= Rainbow Kiss =

Play by Simon Farquhar

Rainbow Kiss is a play by Simon Farquhar, a Scottish writer. The script is published by Oberon Books.

==London production==
It was first staged at the Royal Court Upstairs in London in April 2006, having been chosen to occupy the theatre's 50th Anniversary slot. The production starred Joseph McFadden, Dawn Steele, Clive Russell and Graham McTavish, and was directed by actor and director Richard Wilson.

===Reviews===
A "dazzling Royal Court debut" wrote Michael Billington in The Guardian. "What makes the play so impressive is Farquhar's portrait of the grimness behind Aberdeen's oil-fuelled boom.
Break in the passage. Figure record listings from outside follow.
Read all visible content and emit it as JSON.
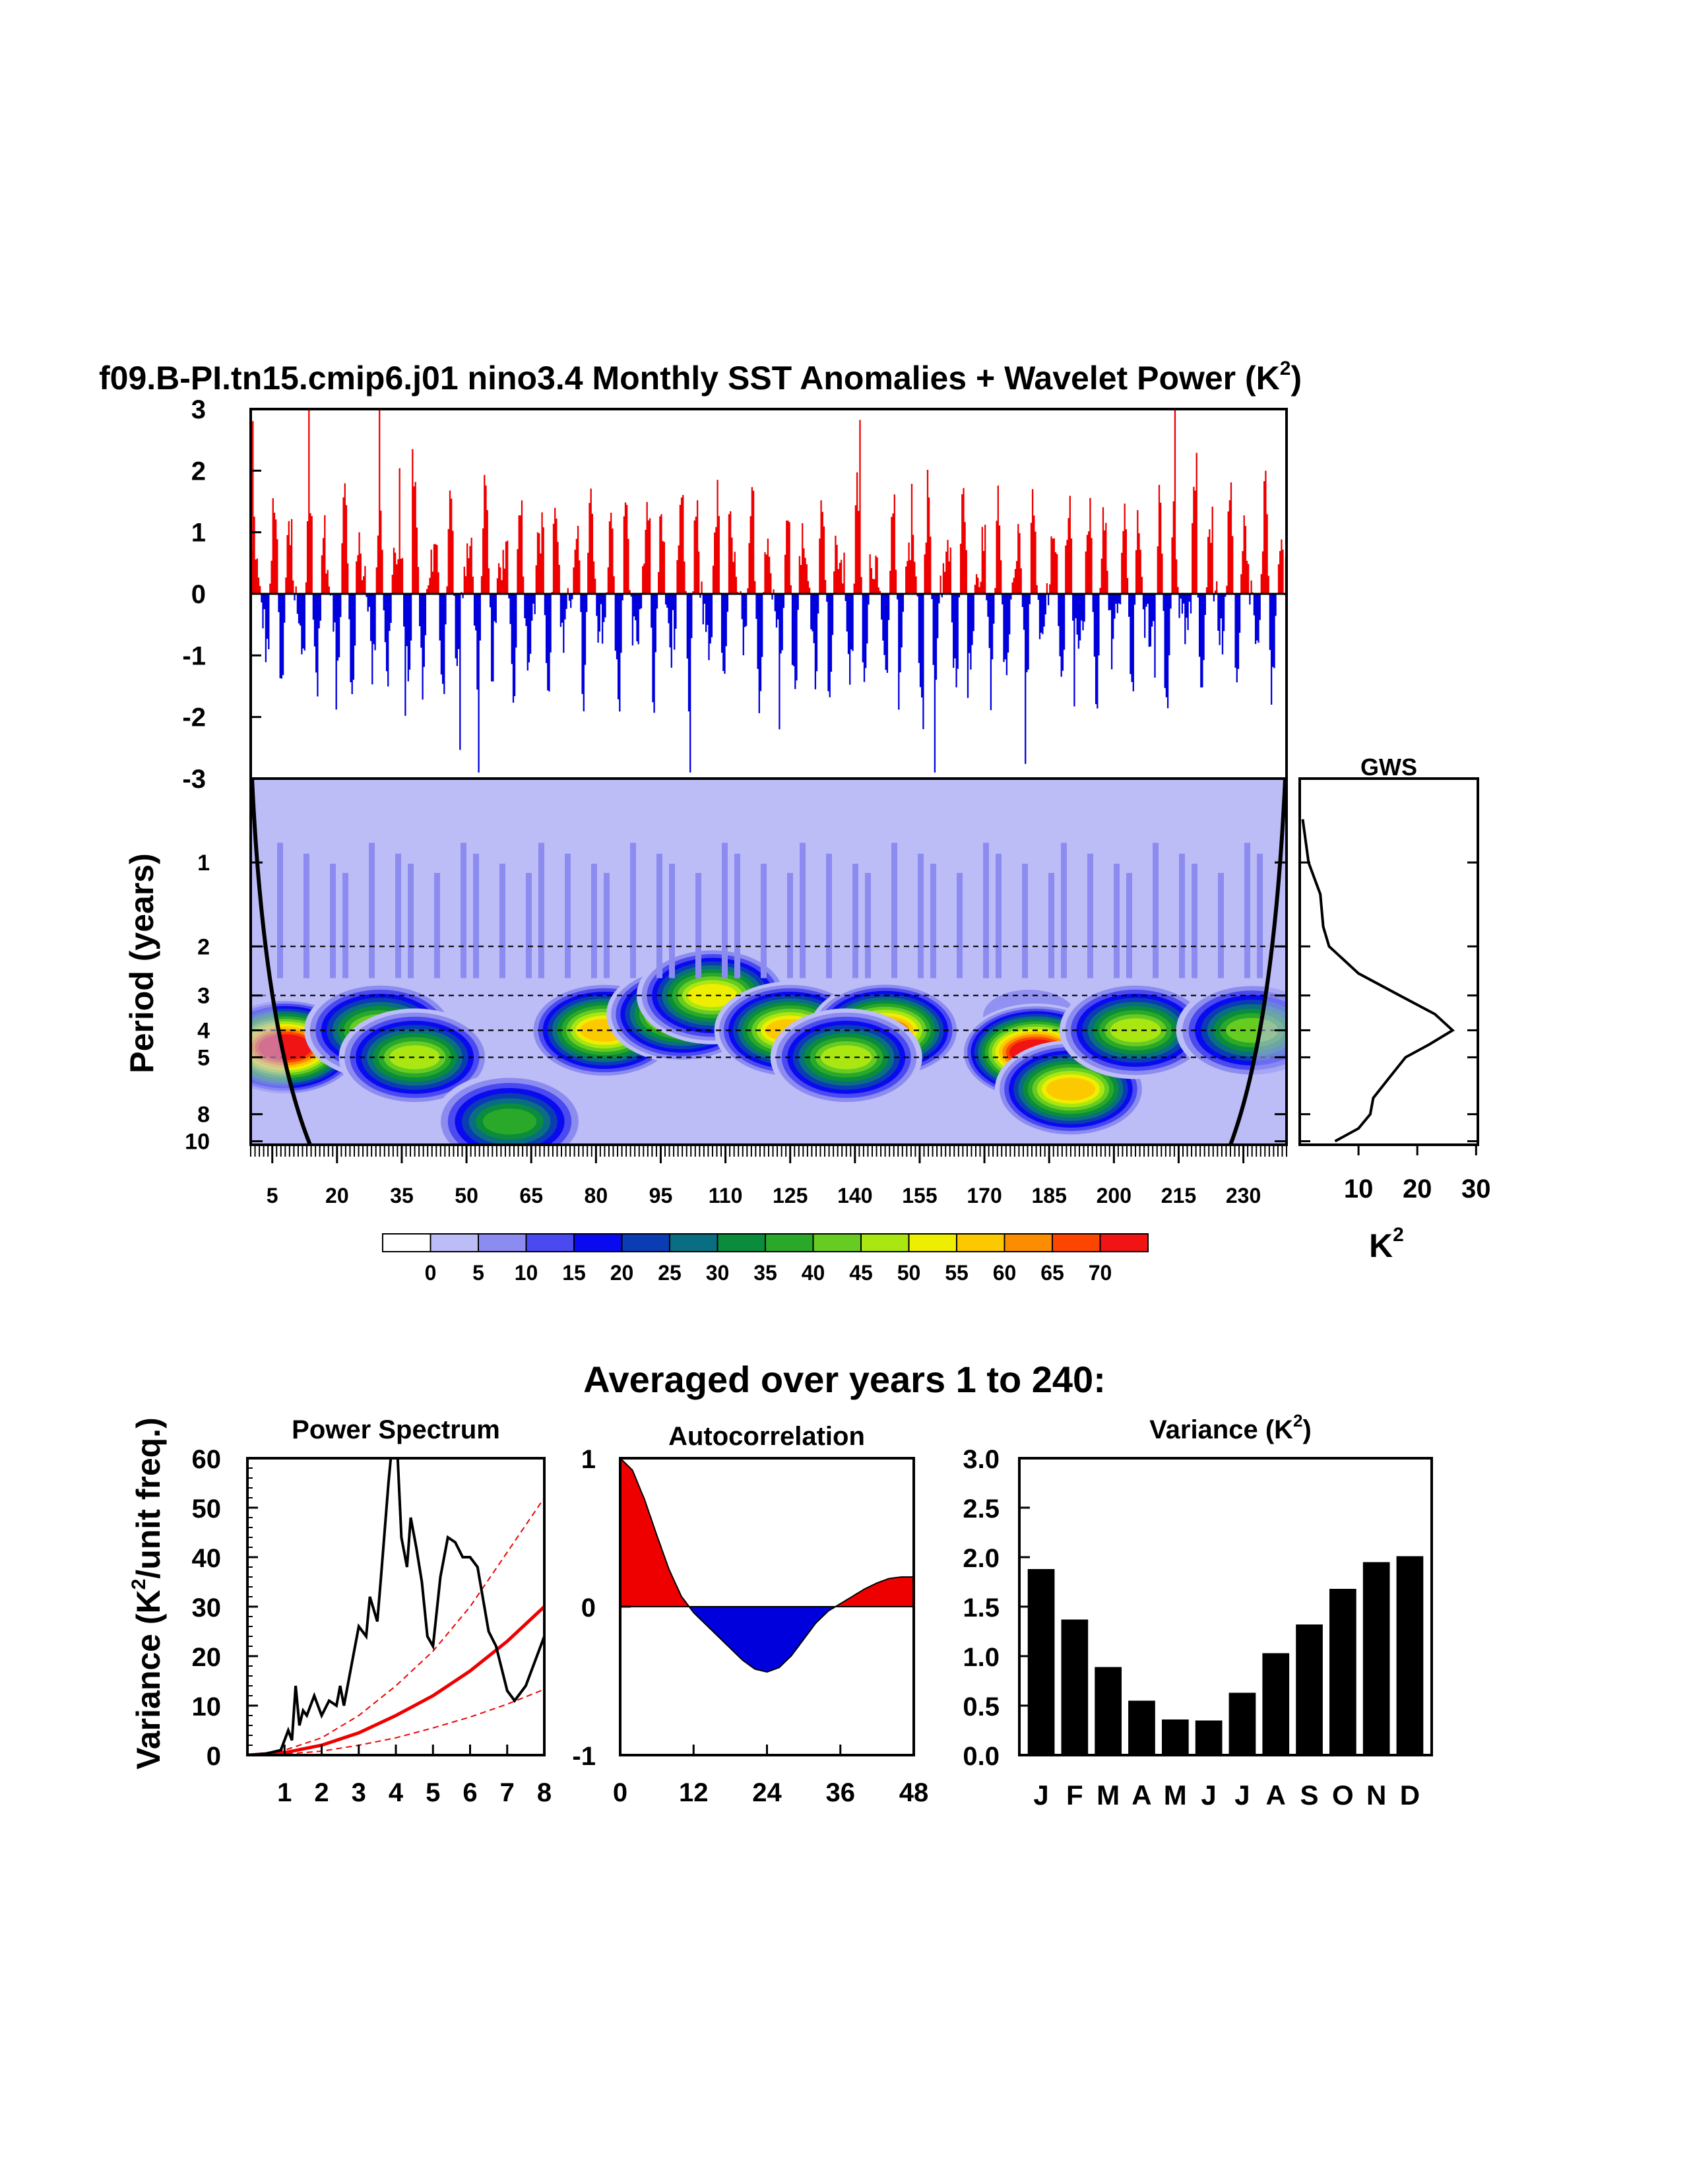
{
  "title": "f09.B-PI.tn15.cmip6.j01 nino3.4 Monthly SST Anomalies + Wavelet Power (K",
  "title_sup": "2",
  "title_close": ")",
  "colors": {
    "positive": "#ee0000",
    "negative": "#0000dd",
    "contour_levels": [
      "#ffffff",
      "#bcbcf7",
      "#8c8cf0",
      "#4a4af0",
      "#0a0af0",
      "#0a3cb4",
      "#0a6e82",
      "#0a8c3c",
      "#2aa82a",
      "#66cc22",
      "#aae612",
      "#eeee00",
      "#fcc800",
      "#fc8c00",
      "#fc4600",
      "#f01414"
    ]
  },
  "timeseries": {
    "yticks": [
      "3",
      "2",
      "1",
      "0",
      "-1",
      "-2",
      "-3"
    ],
    "ylim": [
      -3,
      3
    ],
    "n_years": 240
  },
  "wavelet": {
    "ylabel": "Period (years)",
    "yticks": [
      "1",
      "2",
      "3",
      "4",
      "5",
      "8",
      "10"
    ],
    "xticks": [
      "5",
      "20",
      "35",
      "50",
      "65",
      "80",
      "95",
      "110",
      "125",
      "140",
      "155",
      "170",
      "185",
      "200",
      "215",
      "230"
    ],
    "dashed_periods": [
      2,
      3,
      4,
      5
    ],
    "peaks": [
      {
        "year": 8,
        "period": 4.6,
        "power": 70
      },
      {
        "year": 30,
        "period": 4.0,
        "power": 40
      },
      {
        "year": 38,
        "period": 5.0,
        "power": 40
      },
      {
        "year": 60,
        "period": 8.5,
        "power": 30
      },
      {
        "year": 82,
        "period": 4.0,
        "power": 50
      },
      {
        "year": 100,
        "period": 3.5,
        "power": 50
      },
      {
        "year": 107,
        "period": 3.0,
        "power": 45
      },
      {
        "year": 125,
        "period": 4.0,
        "power": 50
      },
      {
        "year": 147,
        "period": 4.0,
        "power": 55
      },
      {
        "year": 138,
        "period": 5.0,
        "power": 40
      },
      {
        "year": 182,
        "period": 4.8,
        "power": 70
      },
      {
        "year": 190,
        "period": 6.5,
        "power": 50
      },
      {
        "year": 205,
        "period": 4.0,
        "power": 40
      },
      {
        "year": 232,
        "period": 4.0,
        "power": 35
      }
    ]
  },
  "colorbar": {
    "labels": [
      "0",
      "5",
      "10",
      "15",
      "20",
      "25",
      "30",
      "35",
      "40",
      "45",
      "50",
      "55",
      "60",
      "65",
      "70"
    ]
  },
  "gws": {
    "title": "GWS",
    "xticks": [
      "10",
      "20",
      "30"
    ],
    "xlabel": "K",
    "xlabel_sup": "2",
    "xlim": [
      0,
      30
    ],
    "curve": [
      {
        "period": 0.7,
        "power": 0.5
      },
      {
        "period": 1.0,
        "power": 1.5
      },
      {
        "period": 1.3,
        "power": 3.5
      },
      {
        "period": 1.7,
        "power": 4.0
      },
      {
        "period": 2.0,
        "power": 5.0
      },
      {
        "period": 2.5,
        "power": 10.0
      },
      {
        "period": 3.0,
        "power": 17.0
      },
      {
        "period": 3.5,
        "power": 23.0
      },
      {
        "period": 4.0,
        "power": 26.0
      },
      {
        "period": 4.5,
        "power": 22.0
      },
      {
        "period": 5.0,
        "power": 18.0
      },
      {
        "period": 6.0,
        "power": 15.0
      },
      {
        "period": 7.0,
        "power": 12.5
      },
      {
        "period": 8.0,
        "power": 12.0
      },
      {
        "period": 9.0,
        "power": 10.0
      },
      {
        "period": 10.0,
        "power": 6.0
      }
    ]
  },
  "averaged_title": "Averaged over years 1 to 240:",
  "chart_data": [
    {
      "type": "line",
      "title": "Power Spectrum",
      "ylabel": "Variance (K",
      "ylabel_sup": "2",
      "ylabel_close": "/unit freq.)",
      "xticks": [
        "1",
        "2",
        "3",
        "4",
        "5",
        "6",
        "7",
        "8"
      ],
      "yticks": [
        "0",
        "10",
        "20",
        "30",
        "40",
        "50",
        "60"
      ],
      "xlim": [
        0,
        8
      ],
      "ylim": [
        0,
        60
      ],
      "spectrum": [
        [
          0,
          0
        ],
        [
          0.5,
          0.3
        ],
        [
          0.9,
          1
        ],
        [
          1.1,
          5
        ],
        [
          1.2,
          3
        ],
        [
          1.3,
          14
        ],
        [
          1.4,
          6
        ],
        [
          1.5,
          9
        ],
        [
          1.6,
          8
        ],
        [
          1.8,
          12
        ],
        [
          2.0,
          8
        ],
        [
          2.2,
          11
        ],
        [
          2.4,
          10
        ],
        [
          2.5,
          14
        ],
        [
          2.6,
          10
        ],
        [
          2.8,
          18
        ],
        [
          3.0,
          26
        ],
        [
          3.2,
          24
        ],
        [
          3.3,
          32
        ],
        [
          3.5,
          27
        ],
        [
          3.6,
          36
        ],
        [
          3.8,
          55
        ],
        [
          3.9,
          63
        ],
        [
          4.05,
          60
        ],
        [
          4.15,
          44
        ],
        [
          4.3,
          38
        ],
        [
          4.4,
          48
        ],
        [
          4.55,
          42
        ],
        [
          4.7,
          35
        ],
        [
          4.85,
          24
        ],
        [
          5.0,
          22
        ],
        [
          5.2,
          36
        ],
        [
          5.4,
          44
        ],
        [
          5.6,
          43
        ],
        [
          5.8,
          40
        ],
        [
          6.0,
          40
        ],
        [
          6.2,
          38
        ],
        [
          6.5,
          25
        ],
        [
          6.7,
          22
        ],
        [
          7.0,
          13
        ],
        [
          7.2,
          11
        ],
        [
          7.5,
          14
        ],
        [
          8.0,
          24
        ]
      ],
      "red_noise": [
        [
          0,
          0
        ],
        [
          1,
          0.5
        ],
        [
          2,
          2
        ],
        [
          3,
          4.5
        ],
        [
          4,
          8
        ],
        [
          5,
          12
        ],
        [
          6,
          17
        ],
        [
          7,
          23
        ],
        [
          8,
          30
        ]
      ],
      "red_noise_upper": [
        [
          0,
          0
        ],
        [
          1,
          1
        ],
        [
          2,
          3.5
        ],
        [
          3,
          8
        ],
        [
          4,
          14
        ],
        [
          5,
          21
        ],
        [
          6,
          30
        ],
        [
          7,
          41
        ],
        [
          8,
          52
        ]
      ],
      "red_noise_lower": [
        [
          0,
          0
        ],
        [
          1,
          0.2
        ],
        [
          2,
          0.8
        ],
        [
          3,
          2
        ],
        [
          4,
          3.5
        ],
        [
          5,
          5.5
        ],
        [
          6,
          7.7
        ],
        [
          7,
          10.3
        ],
        [
          8,
          13.3
        ]
      ]
    },
    {
      "type": "area",
      "title": "Autocorrelation",
      "xticks": [
        "0",
        "12",
        "24",
        "36",
        "48"
      ],
      "yticks": [
        "1",
        "0",
        "-1"
      ],
      "xlim": [
        0,
        48
      ],
      "ylim": [
        -1,
        1
      ],
      "lag": [
        0,
        2,
        4,
        6,
        8,
        10,
        12,
        14,
        16,
        18,
        20,
        22,
        24,
        26,
        28,
        30,
        32,
        34,
        36,
        38,
        40,
        42,
        44,
        46,
        48
      ],
      "acf": [
        1.0,
        0.92,
        0.72,
        0.48,
        0.25,
        0.07,
        -0.04,
        -0.12,
        -0.2,
        -0.28,
        -0.36,
        -0.42,
        -0.44,
        -0.41,
        -0.33,
        -0.22,
        -0.11,
        -0.03,
        0.02,
        0.07,
        0.12,
        0.16,
        0.19,
        0.2,
        0.2
      ]
    },
    {
      "type": "bar",
      "title": "Variance (K",
      "title_sup": "2",
      "title_close": ")",
      "categories": [
        "J",
        "F",
        "M",
        "A",
        "M",
        "J",
        "J",
        "A",
        "S",
        "O",
        "N",
        "D"
      ],
      "values": [
        1.88,
        1.37,
        0.89,
        0.55,
        0.36,
        0.35,
        0.63,
        1.03,
        1.32,
        1.68,
        1.95,
        2.01
      ],
      "yticks": [
        "3.0",
        "2.5",
        "2.0",
        "1.5",
        "1.0",
        "0.5",
        "0.0"
      ],
      "ylim": [
        0,
        3
      ]
    }
  ]
}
This is not just another sex'n'violence play: what it grippingly shows is the disastrous effect of a money-mad materialist culture on society's marginalised no-hopers." On the other hand, Charles Spencer in The Daily Telegraph panned the play, calling Rainbow Kiss "the archetypal Royal Court play, almost indistinguishable from all the others we have seen since the arrival of the "in-yer-face" school of theatre a decade or more ago", although he asserted Farquahar "betrays flickers of real talent". Paul Taylor of The Independent agreed with Spencer that the play was a throwback to the In-yer-face theatre of the late 1990s.

==Later productions==
The play began previews for a limited run in New York at 59E59 Theaters on 12 March 2008 with a press opening scheduled for 22 March 2008. A production of The Play Company, it stars Michael Cates, Robert Hogan, Charlotte Parry, and Peter Scanavino and is directed by Will Frears. A production in Rome opened in October 2009.